On politics and society…“Opposite-sex marriage and same-sex marriage are both immediately followed by no-sex marriage.”
“Congrats Palestine on going from “non-member observer entity” to “non-member observer state”! You’re now officially one-third less demeaned!”
Apparently he keeps a dream journal too. “Had the dream again last night. The one where I have a test on how to create the universe and I forgot to study.” –
“Do not take My name in vain. Only scream it if the sex is particularly good.” – just like Santa, he know’s when you are sleeping, and who you are sleeping with.
“You can achieve anything you set your half-baked unrealistic delusions to.” – this one must have been meant for the JJ’s of the world.
On the environment: “I don’t create complex marine ecosystems in your landfills, so please don’t dump shit in My oceans.”
“Soon the Inuit will have 50 words for slush.”
Finally – “I’m sooo on high right now.” It seems that God is our first pot-tourist in Washington State. Or, he’s just being sarcastic and witty.
Over the course of his long and distinguished career, God has literally seen it all. And not just seen. In fact, the multi-talented deity has played a pivotal role in many major events, including the Creation of the universe, the entirety of world history, and the successful transitioning of American Idol into the post–Simon Cowell era.

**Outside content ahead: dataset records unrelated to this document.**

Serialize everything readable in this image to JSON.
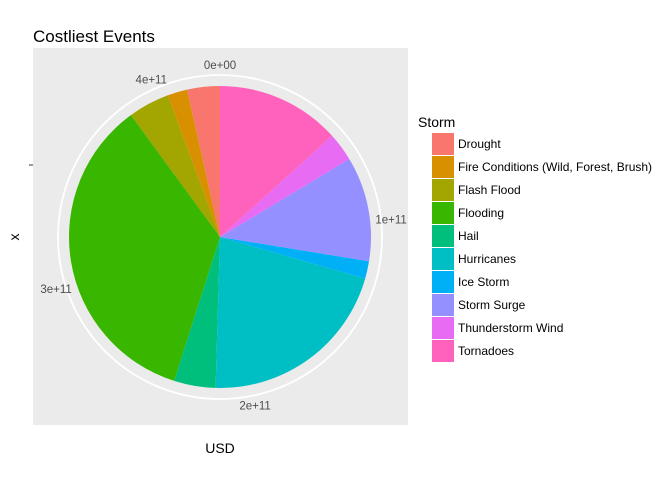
{
  "chart_data": {
    "type": "pie",
    "title": "Costliest Events",
    "xlabel": "USD",
    "ylabel": "x",
    "legend": {
      "title": "Storm",
      "placement": "right"
    },
    "categories": [
      "Drought",
      "Fire Conditions (Wild, Forest, Brush)",
      "Flash Flood",
      "Flooding",
      "Hail",
      "Hurricanes",
      "Ice Storm",
      "Storm Surge",
      "Thunderstorm Wind",
      "Tornadoes"
    ],
    "values": [
      15000000000,
      9000000000,
      19000000000,
      150000000000,
      19000000000,
      90000000000,
      8000000000,
      48000000000,
      13000000000,
      57000000000
    ],
    "colors": [
      "#F8766D",
      "#D89000",
      "#A3A500",
      "#39B600",
      "#00BF7D",
      "#00BFC4",
      "#00B0F6",
      "#9590FF",
      "#E76BF3",
      "#FF62BC"
    ],
    "ticks": [
      {
        "value": 0,
        "label": "0e+00"
      },
      {
        "value": 100000000000,
        "label": "1e+11"
      },
      {
        "value": 200000000000,
        "label": "2e+11"
      },
      {
        "value": 300000000000,
        "label": "3e+11"
      },
      {
        "value": 400000000000,
        "label": "4e+11"
      }
    ],
    "grid": true
  }
}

Sometimes preachy, sometimes holier-than-thou, but always lively, The Last Testament is the ultimate celebrity autobiography.
God has been grabbing headlines ever since first creating the universe. His previous serious works as an author, The Old Testament, The New Testament, and The Koran, have sold an impressive 5 billion copies, with the first two in particular coming to be collectively regarded as something of a bible of their field.
Well, if that doesn’t give you a transcendent experience, this might:
Baked Lobster & Brie Dip
2 tsp olive oil
2 cloves garlic, minced
6 cups baby spinach, lightly packed
1 cup shredded part-skim mozzarella cheese
1/2 cup nonfat plain Greek yogurt
1/2 cup low-fat plain cream cheese, softened
1 tbsp fresh lemon juice
Pinch ground cayenne pepper
1 1/2 cups chopped cooked lobster meat
1 1/2 cups low-fat Brie cheese, diced (about 7 oz)
2 tbsp each chopped fresh chives and flat-leaf parsley
Sea salt and fresh ground pepper, to taste
Preheat oven to 375°F. In a large skillet, heat oil on medium-high. Cooking in batches if necessary, add garlic and spinach and cook for 1 to 2 minutes, until spinach is just wilted. Transfer to a colander, allow to cool for 2 to 3 minutes and gently press to drain excess water. Cool to room temperature and transfer to a large mixing bowl. Set aside.
Add mozzarella, yogurt, cream cheese, lemon juice and cayenne to the bowl of a food processor and pulse until thoroughly combined. Using a spatula, scrape cheese mixture into bowl with spinach. Stir in lobster, Brie, chives and parsley. Season with salt and pepper.
Transfer dip to a shallow ovenproof casserole dish and place dish on a baking tray. Heat in oven for 15 to 18 minutes, until hot and bubbling. Remove from oven and let rest for 3 to 4 minutes.